In addition to recurring lending, users can also use LSD assets for other interest-earning activities. For example, put it in DEX to provide liquidity, or put it in Index-type protocols or income aggregation-type protocols to earn interest. Here you can refer to this article “ LSD hides “sevenfold benefits”, the end of APR-War is TVL 10X growth

These protocols with LSD as the underlying asset are sometimes called LSDFi protocols. In the future, the LSDFi protocol and the LSD protocol will be integrated and intertwined with each other. Some LSD protocols will launch their own LSDFi, or integrate other LSDFi protocols to provide users with combined income strategies in their own interfaces. In turn, the LSDFi protocol will also integrate the LSD protocol, allowing users to use basic assets such as ETH to execute income strategies with one click.

For the LSD protocol, the LSD War should not be regarded as an APR War at the basic rate of return level, but should try to promote its LSD assets to be listed in more LSDFi protocols so that it can be combined into a better overlay. yield to meet the needs of Yield Maximers.

Multi-chain: from multi-chain deployment to full-chain architecture

When we discuss LSD, in many cases we default to ETH LSD, because Ethereum has a huge market value, and the PoS transformation of Ethereum has contributed to the explosion of LSD, but in fact LSD is an old track.
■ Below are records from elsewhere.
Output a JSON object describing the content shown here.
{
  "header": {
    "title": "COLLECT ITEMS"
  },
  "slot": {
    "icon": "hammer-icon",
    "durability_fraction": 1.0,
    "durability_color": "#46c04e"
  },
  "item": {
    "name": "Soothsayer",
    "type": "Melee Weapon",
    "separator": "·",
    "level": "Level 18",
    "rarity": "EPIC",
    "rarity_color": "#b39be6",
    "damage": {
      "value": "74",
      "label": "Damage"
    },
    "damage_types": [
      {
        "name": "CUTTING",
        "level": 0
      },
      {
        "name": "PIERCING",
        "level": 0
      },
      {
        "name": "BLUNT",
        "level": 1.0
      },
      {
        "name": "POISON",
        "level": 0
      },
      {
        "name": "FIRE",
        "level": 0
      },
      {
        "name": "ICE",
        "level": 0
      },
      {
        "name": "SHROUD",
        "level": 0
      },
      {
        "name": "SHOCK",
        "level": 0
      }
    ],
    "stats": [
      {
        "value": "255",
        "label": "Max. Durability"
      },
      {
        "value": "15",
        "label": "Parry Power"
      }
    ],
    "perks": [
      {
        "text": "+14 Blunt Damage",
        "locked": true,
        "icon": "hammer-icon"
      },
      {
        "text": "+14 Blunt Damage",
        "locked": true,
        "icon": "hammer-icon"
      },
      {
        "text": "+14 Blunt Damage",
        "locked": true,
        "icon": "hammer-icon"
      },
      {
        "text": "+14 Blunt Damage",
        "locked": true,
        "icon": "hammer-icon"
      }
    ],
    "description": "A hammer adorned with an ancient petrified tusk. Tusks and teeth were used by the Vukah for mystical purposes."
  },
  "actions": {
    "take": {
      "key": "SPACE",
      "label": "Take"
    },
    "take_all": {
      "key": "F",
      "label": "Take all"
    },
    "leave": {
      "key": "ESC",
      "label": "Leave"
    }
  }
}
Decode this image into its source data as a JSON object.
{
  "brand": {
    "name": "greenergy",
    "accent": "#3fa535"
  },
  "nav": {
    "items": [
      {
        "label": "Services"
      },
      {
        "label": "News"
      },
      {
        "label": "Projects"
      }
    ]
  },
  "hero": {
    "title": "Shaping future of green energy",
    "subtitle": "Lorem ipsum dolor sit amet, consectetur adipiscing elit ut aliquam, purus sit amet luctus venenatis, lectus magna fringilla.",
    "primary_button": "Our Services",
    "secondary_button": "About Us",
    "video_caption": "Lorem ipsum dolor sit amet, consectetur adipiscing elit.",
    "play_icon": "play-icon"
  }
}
LSD has long been available on public chains that adopted PoS consensus, but at that time it was still called “Staking derivatives.”

In fact, the earlier LSD protocols all support more than one chain. Even the later LSD protocols are constantly expanding to multiple chains to expand their territory.

Lido now supports Solona and Polygon in addition to Ethereum. Users can use Lido to cast stSOL on Solana or cast stMatic on Polygon; Stader supports 7 chains, including: Ethereum, Polygon, Hedera, BNB Chain, Fantom, Near, Terra 2.0; Ankr supports 7 chains, including Ethereum, Polygon, BNB Chain, Fantom, Avalanche, Polkadot, Gnosis Chain; LSD protocol StaFi, which originated in the Cosmos ecosystem, supports Ethereum, Polygon, BNB Chain, Solana, Atom, HUAHUA, There are 9 chains: IRIS, Polkadot, and Kusama; the LSD protocol Bifrost, which originated in the Polkadot ecosystem, supports 6 chains: Ethereum, Polkadot, Kusama, Filecoin, Moonbeam, and Moonriver.

Here, Bifrost’s multi-chaining strategy is a bit special and different from other LSD protocols. Bifrost does not repeatedly deploy the Bifrost protocol on multiple chains, but adopts a brand-new architecture.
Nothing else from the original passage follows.